- Sumário
- Carta do Conde Scarnafis para o ministro em Turim sobre a primeira representação, pelos comediantes portugueses, da tradução do Tartufo (13 de Dezembro de 1768)
- Ano
- 1768
- Biblioteca/Arquivo
- Archivio di Stato di Torino
- Cota
- Lettere Ministri Portogallo, maço 4
Le 8 du courant leurs majestés très fidèles, l’enfant D. Pietro et les infantes ont assisté à la première représentation que les comédiens portugais ont donné du Tartuffe, traduit en langue portugaise avec cette différence de l’original: que Tartuffe était exactement habillé
en jésuite, que dans le courant de la pièce il est très expressément question des pères de la Compagnie et qu’on y trouve des lambeaux entiers de la première partie de l’ouvrage, dont vous me dites que Mr. de Meneses venait de présenter la seconde partie. Je suis assuré que la reine y a été a coeur. Cependant, comme le comte d’Oeiras avait probablement persuadé au roi qu’il était convenable qu’il y allait elle ne put faire à moins que de l’y accompagner et d’y mener les infantes, pour ne pas donner à cette pièce une désapprobation tacite.
Cette représentation a non seulement surpris ceux du pays ,mais aussi les étrangers qui n’ont pu se refuser à la réflexion qu’en faisant paraitre ce habillement sur le théâtre on a exposé à la risée du public l’habillement (à peu de chose près) d’une grande partie de nos ordres religieux.

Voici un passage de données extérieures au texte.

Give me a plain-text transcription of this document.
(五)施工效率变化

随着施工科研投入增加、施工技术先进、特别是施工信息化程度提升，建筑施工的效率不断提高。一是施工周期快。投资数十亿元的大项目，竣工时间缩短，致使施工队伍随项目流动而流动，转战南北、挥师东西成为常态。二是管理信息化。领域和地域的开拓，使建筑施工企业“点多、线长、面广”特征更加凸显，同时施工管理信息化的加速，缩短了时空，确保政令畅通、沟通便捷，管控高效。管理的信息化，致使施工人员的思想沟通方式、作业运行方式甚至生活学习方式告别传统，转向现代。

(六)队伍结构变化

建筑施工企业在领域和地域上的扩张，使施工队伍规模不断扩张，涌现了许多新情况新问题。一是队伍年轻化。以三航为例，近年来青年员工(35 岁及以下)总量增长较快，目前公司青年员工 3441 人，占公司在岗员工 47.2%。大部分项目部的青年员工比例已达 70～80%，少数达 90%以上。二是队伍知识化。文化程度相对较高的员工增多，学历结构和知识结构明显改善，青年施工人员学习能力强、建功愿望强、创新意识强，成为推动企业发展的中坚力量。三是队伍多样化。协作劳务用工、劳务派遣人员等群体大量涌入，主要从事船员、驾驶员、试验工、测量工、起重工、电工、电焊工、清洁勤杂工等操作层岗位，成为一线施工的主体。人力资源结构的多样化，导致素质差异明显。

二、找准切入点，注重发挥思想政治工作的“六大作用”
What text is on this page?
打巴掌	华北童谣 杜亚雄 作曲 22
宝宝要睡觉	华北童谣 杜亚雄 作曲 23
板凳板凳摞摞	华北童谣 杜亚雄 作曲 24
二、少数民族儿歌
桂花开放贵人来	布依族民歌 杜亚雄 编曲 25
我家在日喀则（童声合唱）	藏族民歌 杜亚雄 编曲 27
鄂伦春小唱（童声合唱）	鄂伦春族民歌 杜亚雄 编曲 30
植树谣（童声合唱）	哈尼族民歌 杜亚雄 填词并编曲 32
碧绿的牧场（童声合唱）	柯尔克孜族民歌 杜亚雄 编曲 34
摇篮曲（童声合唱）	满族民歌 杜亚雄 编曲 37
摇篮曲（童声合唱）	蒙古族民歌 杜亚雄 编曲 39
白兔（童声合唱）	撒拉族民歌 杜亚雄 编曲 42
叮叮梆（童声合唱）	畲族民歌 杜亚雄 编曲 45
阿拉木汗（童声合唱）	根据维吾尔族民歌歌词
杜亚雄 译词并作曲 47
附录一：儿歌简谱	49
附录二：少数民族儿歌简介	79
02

Malgré cela, tous les Portugais de crainte d’être soupçonnés de partialité s’empressent d’aller à ce spectacle.
[Lisbonne, ce 13 Decembre 1768]
[Votre très humble et très obéissant serviteur
De Scarnafis]
Le 8 du courant LL. MM. très Fideles, l’Infant D.
Pietro et les infantes ont assisté à la premiere Representation
que les Comédiens Portugais ont donné du Tartuffe traduit
en Langue Portugaise, avec cette difference de l’original,
que Tartuffe était exactement habillé
en Jesuite, que dans le courant de la piece il est
très expressement question des Peres de la Compagnie,
et qu’on y trouve des lambeaux entiers de la premiere
partie de l’ouvrage, dont vous me dites que M.r de
Menezes venait de presenter la seconde partie. Je suis
assuré que la Reine y a été à coeur; Cependant,
comme le Comte d’Oeyras avait probablement persuadé au
Roi qu’il était convenable qu’il y allât, Elle ne put faire
à moins que de l’y accompagner, et d’y mener les Infantes,
pour ne pas donner à cette pièce une desapprobation tacite.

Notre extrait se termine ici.